Dans le même temps, nous avons mis en place des mesures de régulation. Ce texte est un bon compromis, car les mesures d’effarouchement et de prélèvement qui ont été mises en place depuis quelques années ont prouvé leur efficacité. Elles ont permis de diminuer non pas le nombre d’attaques, mais le nombre de bêtes victimes par troupeau. Grâce aux mesures de protection et notamment aux chiens patous, on ne voit plus de troupeaux de quatre-vingts bêtes dérocher à la suite d’une attaque de loup.

Toutefois, d’autres problèmes se posent. Les patous sont présents toute l’année dans les villages, et pas forcément dans les bergeries l’hiver. Nous devons mettre en place une régulation les concernant, en y associant nos agriculteurs.

Le fond du problème réside dans le nombre de loups. Moins il y en aura, moins il y aura de risques. Si, comme on le disait voilà quelques années, l’espèce est viable en France au-delà du seuil de 500 individus, alors maintenons ces 500 bêtes et freinons le développement de l’espèce.

La régulation est très importante ; donnons-nous les moyens de la mettre en œuvre.

M. le président. La parole est à M. Jean Bacci, pour explication de vote.

M. Jean Bacci. Je n’avais pas prévu d’intervenir, mais après tout ce que j’ai entendu, il me semble utile de remettre les choses à leur place.

Premièrement, on nous dit que le loup est revenu chez nous naturellement. Le loup des Abruzzes n’a pas traversé la Toscane et la Lombardie en cachette pour arriver dans le Mercantour ! Il y est arrivé en voiture, ou plutôt en camion.

Deuxièmement, on nous dit que le loup n’est pas dangereux. Il ne l’est pas pour l’homme, aujourd’hui, certes. Mais dans le temps, il l’a été.

Comme nous l’a expliqué Mme la ministre, lorsque le loup arrive sur un territoire, il se développe de façon exponentielle. Il commence par nettoyer complètement la petite faune sauvage ; c’est ce qu’il y a de plus facile. Ensuite, il se tourne vers les élevages. Les éleveurs n’ayant pas pris l’habitude de se protéger du loup, les troupeaux sont mal protégés.

Dès lors que la protection des troupeaux se renforce, le loup se retourne vers la faune sauvage. Monsieur Cabanel, vous disiez que votre territoire était infesté de sangliers. À partir du moment où le loup sera installé, vous verrez que vos populations de sangliers seront décimées.

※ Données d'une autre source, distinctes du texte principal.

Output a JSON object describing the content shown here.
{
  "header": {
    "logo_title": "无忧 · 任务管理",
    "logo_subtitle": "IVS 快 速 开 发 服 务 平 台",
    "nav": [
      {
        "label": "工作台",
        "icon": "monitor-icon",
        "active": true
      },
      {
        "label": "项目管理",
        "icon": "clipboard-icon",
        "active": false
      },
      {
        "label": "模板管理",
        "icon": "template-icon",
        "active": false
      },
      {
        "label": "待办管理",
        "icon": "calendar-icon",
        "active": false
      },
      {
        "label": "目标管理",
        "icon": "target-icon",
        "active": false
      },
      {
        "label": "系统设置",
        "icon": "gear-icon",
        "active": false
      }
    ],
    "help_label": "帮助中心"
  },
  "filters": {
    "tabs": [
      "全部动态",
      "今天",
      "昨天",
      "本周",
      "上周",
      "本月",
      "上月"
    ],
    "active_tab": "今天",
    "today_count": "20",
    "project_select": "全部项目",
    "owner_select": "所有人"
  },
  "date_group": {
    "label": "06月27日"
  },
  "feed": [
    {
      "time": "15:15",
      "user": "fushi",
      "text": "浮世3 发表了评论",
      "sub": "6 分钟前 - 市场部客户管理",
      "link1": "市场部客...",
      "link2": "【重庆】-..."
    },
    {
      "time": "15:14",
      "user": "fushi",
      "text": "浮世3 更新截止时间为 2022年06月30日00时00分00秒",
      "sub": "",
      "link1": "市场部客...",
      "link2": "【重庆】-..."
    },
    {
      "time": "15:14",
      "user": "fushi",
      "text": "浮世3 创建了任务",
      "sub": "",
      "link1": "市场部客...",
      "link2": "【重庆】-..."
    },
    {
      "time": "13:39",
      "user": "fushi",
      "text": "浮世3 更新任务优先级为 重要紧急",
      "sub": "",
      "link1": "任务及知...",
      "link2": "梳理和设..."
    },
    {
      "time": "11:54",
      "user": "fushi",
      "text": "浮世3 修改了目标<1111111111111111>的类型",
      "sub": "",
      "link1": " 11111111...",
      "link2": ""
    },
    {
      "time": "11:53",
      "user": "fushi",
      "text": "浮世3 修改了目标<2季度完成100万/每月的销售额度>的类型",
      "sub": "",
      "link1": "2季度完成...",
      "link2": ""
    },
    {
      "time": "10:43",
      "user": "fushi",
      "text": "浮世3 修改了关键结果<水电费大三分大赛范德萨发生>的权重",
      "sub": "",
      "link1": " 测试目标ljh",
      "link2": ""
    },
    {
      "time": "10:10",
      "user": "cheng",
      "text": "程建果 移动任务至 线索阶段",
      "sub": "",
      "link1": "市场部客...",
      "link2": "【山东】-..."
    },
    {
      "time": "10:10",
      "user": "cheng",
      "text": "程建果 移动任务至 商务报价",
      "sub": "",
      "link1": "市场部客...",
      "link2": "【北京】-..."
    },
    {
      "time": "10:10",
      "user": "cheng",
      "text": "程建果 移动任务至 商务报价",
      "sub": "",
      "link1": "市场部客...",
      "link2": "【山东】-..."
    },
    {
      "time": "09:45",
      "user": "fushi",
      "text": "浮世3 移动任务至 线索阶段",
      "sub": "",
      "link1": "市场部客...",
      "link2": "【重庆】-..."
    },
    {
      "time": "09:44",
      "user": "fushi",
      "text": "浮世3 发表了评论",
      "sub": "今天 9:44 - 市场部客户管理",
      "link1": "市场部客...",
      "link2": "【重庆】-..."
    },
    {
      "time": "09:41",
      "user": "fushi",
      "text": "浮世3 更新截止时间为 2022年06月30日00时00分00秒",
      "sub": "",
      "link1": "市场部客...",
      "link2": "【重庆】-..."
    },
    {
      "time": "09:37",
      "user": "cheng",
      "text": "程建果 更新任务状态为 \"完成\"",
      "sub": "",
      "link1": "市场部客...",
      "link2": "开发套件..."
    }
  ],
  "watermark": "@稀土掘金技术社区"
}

Par la suite, les sangliers changeront d’attitude. Aujourd’hui, ils vivent dans les bois. Lorsque le loup sera installé, ils vivront dans les ronciers, près des habitations, et ils deviendront à leur tour dangereux. À l’époque, quand on rencontrait un sanglier, il fuyait. Désormais, les sangliers se regroupent et font face : ils ont compris qu’en se détachant de la compagnie, ils couraient un danger de mort.

Demain, quand il n’y aura plus de sangliers et que la protection des troupeaux aura été renforcée, les loups, dont les populations auront augmenté, chercheront toujours à se nourrir. C’est alors qu’ils deviendront dangereux pour l’homme. (Applaudissements sur des travées du groupe Les Républicains.)

M. le président. La parole est à Mme la présidente de la commission.

Mme Dominique Estrosi Sassone, présidente de la commission des affaires économiques. Je ne vous parlerai pas de mon territoire. Et pourtant, les Alpes-Maritimes ont été le premier département à subir la prédation du loup, dans les années 1990.

Malheureusement, cette antériorité nous a permis de constater le désarroi et la détresse que connaissent nos éleveurs, nos bergers, nos agriculteurs, mais aussi les élus locaux, qui sont directement confrontés à ces problèmes et doivent également gérer la question des conflits d’usage.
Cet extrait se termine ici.